Johnson has a record of ground-breaking research. In the 1990s, a spate of frog-limb deformities baffled scientists. A team led by Johnson published a paper in Science in 1999 reporting compelling evidence that the deformities were caused not by pollution, as was widely suspected, but by parasitic trematodes.

Johnson was an undergraduate at Stanford University when he and his team did the experiments whose results were reported in Science. At that time, “most of the scientific community had ignored or even ridiculed the idea that parasites could create deformities,” The New York Times noted in its coverage of Johnson’s 1999 paper.

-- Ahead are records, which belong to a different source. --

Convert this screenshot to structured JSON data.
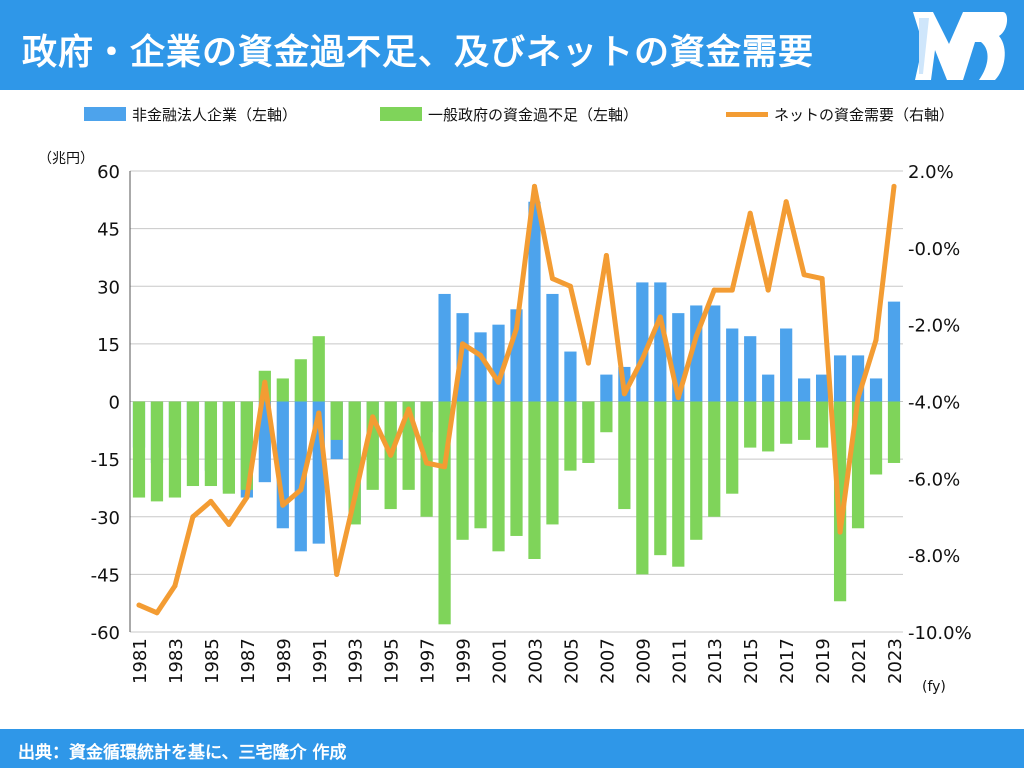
{
  "header": {
    "title": "政府・企業の資金過不足、及びネットの資金需要"
  },
  "footer": {
    "source": "出典：資金循環統計を基に、三宅隆介 作成"
  },
  "colors": {
    "header_bg": "#2f97e8",
    "corporate": "#4da3ec",
    "government": "#7fd45a",
    "net": "#f39c33"
  },
  "chart_data": {
    "type": "bar+line",
    "categories": [
      "1981",
      "1982",
      "1983",
      "1984",
      "1985",
      "1986",
      "1987",
      "1988",
      "1989",
      "1990",
      "1991",
      "1992",
      "1993",
      "1994",
      "1995",
      "1996",
      "1997",
      "1998",
      "1999",
      "2000",
      "2001",
      "2002",
      "2003",
      "2004",
      "2005",
      "2006",
      "2007",
      "2008",
      "2009",
      "2010",
      "2011",
      "2012",
      "2013",
      "2014",
      "2015",
      "2016",
      "2017",
      "2018",
      "2019",
      "2020",
      "2021",
      "2022",
      "2023"
    ],
    "x_tick_labels": [
      "1981",
      "1983",
      "1985",
      "1987",
      "1989",
      "1991",
      "1993",
      "1995",
      "1997",
      "1999",
      "2001",
      "2003",
      "2005",
      "2007",
      "2009",
      "2011",
      "2013",
      "2015",
      "2017",
      "2019",
      "2021",
      "2023"
    ],
    "x_unit": "(fy)",
    "left_axis": {
      "unit": "（兆円）",
      "ylim": [
        -60,
        60
      ],
      "ticks": [
        60,
        45,
        30,
        15,
        0,
        -15,
        -30,
        -45,
        -60
      ],
      "tick_labels": [
        "60",
        "45",
        "30",
        "15",
        "0",
        "-15",
        "-30",
        "-45",
        "-60"
      ]
    },
    "right_axis": {
      "ylim": [
        -10.0,
        2.0
      ],
      "ticks": [
        2.0,
        0.0,
        -2.0,
        -4.0,
        -6.0,
        -8.0,
        -10.0
      ],
      "tick_labels": [
        "2.0%",
        "-0.0%",
        "-2.0%",
        "-4.0%",
        "-6.0%",
        "-8.0%",
        "-10.0%"
      ]
    },
    "legend_position": "top",
    "series": [
      {
        "name": "非金融法人企業（左軸）",
        "type": "bar",
        "axis": "left",
        "values": [
          -12,
          -16,
          -12,
          -14,
          -18,
          -23,
          -25,
          -21,
          -33,
          -39,
          -37,
          -15,
          -31,
          -15,
          -13,
          -10,
          -8,
          28,
          23,
          18,
          20,
          24,
          52,
          28,
          13,
          -2,
          7,
          9,
          31,
          31,
          23,
          25,
          25,
          19,
          17,
          7,
          19,
          6,
          7,
          12,
          12,
          6,
          26
        ]
      },
      {
        "name": "一般政府の資金過不足（左軸）",
        "type": "bar",
        "axis": "left",
        "values": [
          -25,
          -26,
          -25,
          -22,
          -22,
          -24,
          -23,
          8,
          6,
          11,
          17,
          -10,
          -32,
          -23,
          -28,
          -23,
          -30,
          -58,
          -36,
          -33,
          -39,
          -35,
          -41,
          -32,
          -18,
          -16,
          -8,
          -28,
          -45,
          -40,
          -43,
          -36,
          -30,
          -24,
          -12,
          -13,
          -11,
          -10,
          -12,
          -52,
          -33,
          -19,
          -16
        ]
      },
      {
        "name": "ネットの資金需要（右軸）",
        "type": "line",
        "axis": "right",
        "values": [
          -9.3,
          -9.5,
          -8.8,
          -7.0,
          -6.6,
          -7.2,
          -6.5,
          -3.5,
          -6.7,
          -6.3,
          -4.3,
          -8.5,
          -6.5,
          -4.4,
          -5.4,
          -4.2,
          -5.6,
          -5.7,
          -2.5,
          -2.8,
          -3.5,
          -2.1,
          1.6,
          -0.8,
          -1.0,
          -3.0,
          -0.2,
          -3.8,
          -2.9,
          -1.8,
          -3.9,
          -2.3,
          -1.1,
          -1.1,
          0.9,
          -1.1,
          1.2,
          -0.7,
          -0.8,
          -7.4,
          -3.9,
          -2.4,
          1.6
        ]
      }
    ]
  }
}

Johnson is the 10th faculty member since 1988 to win a Packard Fellowship.

Johnson has also just won a $107,764 grant from the Morris Animal Foundation to study amphibian declines in Colorado. And with EBIO Research Associate Val McKenzie, Johnson has also won a $99,700 grant from the Colorado Division of Wildlife to study the possible causes of decline of amphibians, which are the world’s most threatened class of vertebrates.

“This is wonderful news,” notes ecology and evolutionary biology chair Jeffry B. Mitton. “EBIO is a great department.”